Глава II. ДЕТСТВО ДИККЕНСА
Чарльз Диккенс родился 7 февраля 1812 года в Ленд–порте, на острове Портси. Отец его, чиновник морского казначейства, служил в то время недалеко оттуда. Вскоре после появления Чарльза семья переехала ненадолго в Блумсбери, на Норфольк–стрит, а потом — в Чэтем, который стал ему домом и, в сущности, местом рождения. Вся его жизнь, как кентерберийский паломник, идет по широким дорогам графства Кент.
Как я уже сказал, отец его, Джон Диккенс, был чиновником; но этот пустой термин говорит нам мало о положении семьи. Отец Браунинга [14], к примеру, тоже был чиновником и принадлежал к средним классам; но семьи эти различны, как разные цивилизации. Недостаточно сказать, что Браунинг стоял на социальной лестнице много выше Диккенса. Тот слой средних классов, к которому принадлежал Браунинг, в узком, социальном смысле стремился вверх; слой Диккенса скользил вниз. Если бы Браунинг не стал поэтом, он стал бы более крупным чиновником, чем его отец, а сын его — еще богаче и важнее. Если бы Диккенсов не поднял ввысь счастливый случай — гениальность сына, — они катились бы все ниже и ниже; они составляли бы описи, взимали налоги, писали прошения для неграмотных и, наконец, растворились бы в бедном люде.

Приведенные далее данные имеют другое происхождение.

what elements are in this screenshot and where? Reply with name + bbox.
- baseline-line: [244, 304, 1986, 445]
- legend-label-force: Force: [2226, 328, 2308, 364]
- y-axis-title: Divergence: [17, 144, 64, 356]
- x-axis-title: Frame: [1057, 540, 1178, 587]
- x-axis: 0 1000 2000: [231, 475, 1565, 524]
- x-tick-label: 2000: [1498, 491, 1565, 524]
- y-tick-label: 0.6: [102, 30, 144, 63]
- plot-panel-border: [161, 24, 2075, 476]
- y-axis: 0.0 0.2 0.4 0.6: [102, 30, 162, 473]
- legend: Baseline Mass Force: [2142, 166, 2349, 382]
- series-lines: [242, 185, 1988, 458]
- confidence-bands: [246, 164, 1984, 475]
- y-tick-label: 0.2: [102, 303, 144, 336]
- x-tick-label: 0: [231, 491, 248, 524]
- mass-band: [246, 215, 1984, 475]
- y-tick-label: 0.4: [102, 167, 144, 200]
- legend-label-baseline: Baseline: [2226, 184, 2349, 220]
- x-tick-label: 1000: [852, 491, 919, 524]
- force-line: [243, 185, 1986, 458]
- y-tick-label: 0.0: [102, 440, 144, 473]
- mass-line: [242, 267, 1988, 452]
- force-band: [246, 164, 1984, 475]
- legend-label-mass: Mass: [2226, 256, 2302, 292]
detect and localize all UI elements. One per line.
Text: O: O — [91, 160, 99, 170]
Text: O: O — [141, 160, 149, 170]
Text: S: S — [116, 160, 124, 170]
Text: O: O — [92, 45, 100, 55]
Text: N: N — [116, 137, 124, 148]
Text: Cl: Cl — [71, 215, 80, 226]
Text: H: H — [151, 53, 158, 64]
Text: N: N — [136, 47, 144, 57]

Однако в раннем детстве Диккенса эта неустойчивость была еще не заметна, особенно для Чарльза. Он родился и рос в раю скромного достатка. В семью он попал (если можно так выразиться), когда ей жилось неплохо, и считал себя в те дни не ведающим лишений сыном зажиточных родителей. Отец, который выпал ему на долю, был из тех, в ком благополучие развивает самые милые, хотя и не самые своеобразные черты. Джон Диккенс, по всей вероятности, казался тогда благодушным добряком, быть может — и краснобаем, не слишком твердым в выполнении обязанностей, особенно — отцовских. Позже, в более тяжкое время, он пренебрегал воспитанием сына из какого–то неосознанного себялюбия; и сын навсегда это запомнил. Но даже тогда, раньше, Джон Диккенс, судя по воспоминаниям, был довольно беспечным отцом. От относился к сыну противоречиво, как все легкомысленные отцы слишком глубокомыслящих детей. Он умудрялся и не замечать его внутренней жизни, и налагать на нее лишние бремена.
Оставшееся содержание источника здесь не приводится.